Marysville, Lynnwood and Sultan may soon join Lake Stevens and the county, which have adopted temporary bans.
The Marysville City Council is expected to vote on an interim prohibition Nov. 27. The measure, if approved, would give the council six months to explore other options, including making the rules permanent. The meeting includes public comment.
“It’s a no-brainer not to have these sites in our community,” said Marysville Councilman Rob Toyer, who proposed the legislation.
In Lynnwood, City Council President Benjamin Goodwin has floated a similar idea. Council members George Hurst and Shannon Sessions have said they would support the measure.
Safe injection sites have become a hot topic in Western Washington, especially after being endorsed by the King County-Seattle Board of Health in January. They are one piece of a complex conversation about addressing the rise in addiction to heroin and other opioids. Proponents say the sites reduce public disorder and health problems among addicted populations. Studies have shown a drop in overdoses in other countries with such sites, according to literature from King County.
Officials at the Snohomish Health District, meanwhile, say they believe public efforts should focus on preventing new addictions and increasing treatment options, not safe injection sites. The health district, the county executive and the sheriff also plan a news conference at 12:30 p.m. Monday to announce a new initiative on that front.
The Snohomish County Council passed a six-month moratorium on the sites in September. A public hearing on the ban for the county’s unincorporated areas is scheduled in council chambers at 1:30 p.m. Monday.
Lake Stevens also enacted a year-long moratorium Oct. 24. More discussion is expected at the Lake Stevens planning commission next year.
The topic has come up in Everett as well. The county’s largest city is waiting to see whether other jurisdictions allow the sites and what happens.
Marysville’s Toyer said he doesn’t think the sites are the right solution to opioid challenges.
“I thought it was important for the city of Marysville that we send the message to the public that we’re not going to accept safe injection sites in our community and we should take proactive measures,” he said.
He and Goodwin both cited the county’s decision.
Lynnwood already is struggling to help the homeless, Goodwin said.
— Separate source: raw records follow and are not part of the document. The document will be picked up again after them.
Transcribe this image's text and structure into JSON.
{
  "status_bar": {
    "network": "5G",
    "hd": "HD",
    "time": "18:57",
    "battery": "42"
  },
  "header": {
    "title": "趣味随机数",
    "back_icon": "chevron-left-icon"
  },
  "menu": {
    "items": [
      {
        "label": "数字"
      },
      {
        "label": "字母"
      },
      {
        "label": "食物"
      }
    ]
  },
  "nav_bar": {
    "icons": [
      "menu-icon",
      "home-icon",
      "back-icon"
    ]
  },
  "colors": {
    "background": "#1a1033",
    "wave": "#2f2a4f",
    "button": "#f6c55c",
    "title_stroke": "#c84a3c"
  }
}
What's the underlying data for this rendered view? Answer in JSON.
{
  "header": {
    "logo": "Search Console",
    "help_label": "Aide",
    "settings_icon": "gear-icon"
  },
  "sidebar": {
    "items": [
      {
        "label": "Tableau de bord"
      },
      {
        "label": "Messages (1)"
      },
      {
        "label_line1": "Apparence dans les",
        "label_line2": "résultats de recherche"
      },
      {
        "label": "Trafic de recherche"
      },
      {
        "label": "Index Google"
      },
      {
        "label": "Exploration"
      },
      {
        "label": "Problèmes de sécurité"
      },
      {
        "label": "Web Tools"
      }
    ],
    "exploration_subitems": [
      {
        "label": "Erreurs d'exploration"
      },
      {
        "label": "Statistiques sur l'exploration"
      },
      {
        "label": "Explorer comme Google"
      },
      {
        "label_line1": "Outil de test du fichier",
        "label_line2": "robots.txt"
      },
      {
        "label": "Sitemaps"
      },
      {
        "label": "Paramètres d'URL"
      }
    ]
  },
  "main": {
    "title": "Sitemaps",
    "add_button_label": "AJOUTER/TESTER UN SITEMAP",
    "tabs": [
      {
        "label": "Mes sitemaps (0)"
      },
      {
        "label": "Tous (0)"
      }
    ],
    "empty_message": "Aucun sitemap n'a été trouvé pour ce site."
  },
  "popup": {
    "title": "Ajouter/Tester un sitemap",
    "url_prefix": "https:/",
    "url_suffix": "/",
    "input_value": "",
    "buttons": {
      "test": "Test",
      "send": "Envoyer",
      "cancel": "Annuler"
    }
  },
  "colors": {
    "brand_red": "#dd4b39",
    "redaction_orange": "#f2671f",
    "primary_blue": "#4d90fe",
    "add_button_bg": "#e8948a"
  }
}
He worries that a safe injection site would become a gathering spot, fueling an increase in the demand for services.
Sultan Mayor John Seehuus recently asked city staff to prepare a resolution for a permanent ban. He believes the sites are “bad for the community at large,” he said.
The resolution likely will go before the Sultan City Council in the weeks ahead.
Reporter Noah Haglund contributed to this story.